On 2/24/17, 7:15 PM, "Liam R. E. Quin" liam@w3.org wrote:
On Fri, 2017-02-24 at 18:07 +0000, Kendall Shaw wrote: > For example, a program that regulates flow of water in a garden > sprinkler is probably not a good match for xquery and an xml > database. Funnily enough, sensors these days often report results using EXI, and an embedded XQuery engine might be a fine way to go. People used to use mxquery for such applications.
A lot of tooling choice comes down to warm fuzzies and familiarity.
If you're actually querying XML, then an XML database and XQuery do make an obvious choice. I find it can help to say it's a "fast forest store" with XML as an interchange and loading format, to try & prevent the misunderstanding that the software reads the entire database as pointy-bracket XML with each query and is glacially slow. I wish we'd used a forest metaphor for naming XQuery...
So, maybe, if representing a problem in terms of XQuery’s data model has you using a forest of interrelated stumps, then the tree aspect of forests is not a good match for the problem.

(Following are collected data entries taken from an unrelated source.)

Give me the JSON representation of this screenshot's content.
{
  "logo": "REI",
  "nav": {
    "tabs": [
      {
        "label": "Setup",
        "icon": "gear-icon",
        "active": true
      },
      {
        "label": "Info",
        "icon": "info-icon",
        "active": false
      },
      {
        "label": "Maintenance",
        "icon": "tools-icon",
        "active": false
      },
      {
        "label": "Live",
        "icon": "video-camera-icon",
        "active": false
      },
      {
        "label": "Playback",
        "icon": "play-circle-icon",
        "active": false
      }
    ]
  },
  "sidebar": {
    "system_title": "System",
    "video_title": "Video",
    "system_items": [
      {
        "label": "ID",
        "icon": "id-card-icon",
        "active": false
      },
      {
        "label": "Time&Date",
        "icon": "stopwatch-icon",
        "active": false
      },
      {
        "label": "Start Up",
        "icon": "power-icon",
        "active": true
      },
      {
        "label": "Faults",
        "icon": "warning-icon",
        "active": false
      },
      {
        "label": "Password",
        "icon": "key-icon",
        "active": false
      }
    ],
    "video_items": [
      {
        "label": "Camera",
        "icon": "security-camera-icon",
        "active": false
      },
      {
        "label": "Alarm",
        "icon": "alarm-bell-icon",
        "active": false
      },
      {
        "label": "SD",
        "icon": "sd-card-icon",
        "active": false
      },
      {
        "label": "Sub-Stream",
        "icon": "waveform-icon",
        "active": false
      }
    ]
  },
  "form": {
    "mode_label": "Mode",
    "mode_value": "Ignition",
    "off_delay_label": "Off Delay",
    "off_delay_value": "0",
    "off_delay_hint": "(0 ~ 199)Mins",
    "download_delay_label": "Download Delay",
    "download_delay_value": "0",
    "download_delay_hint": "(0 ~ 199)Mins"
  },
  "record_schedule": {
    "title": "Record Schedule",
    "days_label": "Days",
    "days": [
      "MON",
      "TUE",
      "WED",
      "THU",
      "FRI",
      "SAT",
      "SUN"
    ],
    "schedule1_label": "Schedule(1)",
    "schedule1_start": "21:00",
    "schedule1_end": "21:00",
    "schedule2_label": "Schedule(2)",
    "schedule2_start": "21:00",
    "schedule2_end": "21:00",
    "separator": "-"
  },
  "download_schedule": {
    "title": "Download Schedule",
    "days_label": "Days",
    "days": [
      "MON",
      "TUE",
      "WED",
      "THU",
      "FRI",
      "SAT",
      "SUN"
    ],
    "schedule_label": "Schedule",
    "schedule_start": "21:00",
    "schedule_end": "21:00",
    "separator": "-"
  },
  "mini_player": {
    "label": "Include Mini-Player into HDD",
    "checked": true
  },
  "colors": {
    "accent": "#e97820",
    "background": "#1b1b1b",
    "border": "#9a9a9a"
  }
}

The original post was asking for examples of ways that XQuery is a good solution for an unknown problem. Generally, if I found myself think that technology x is the solution to every problem, I would proceed as if I am probably wrong about that.
It’s interesting to me to know what sorts of applications seem like they would be a good match for XQuery’s data model but turned out not to be in some case.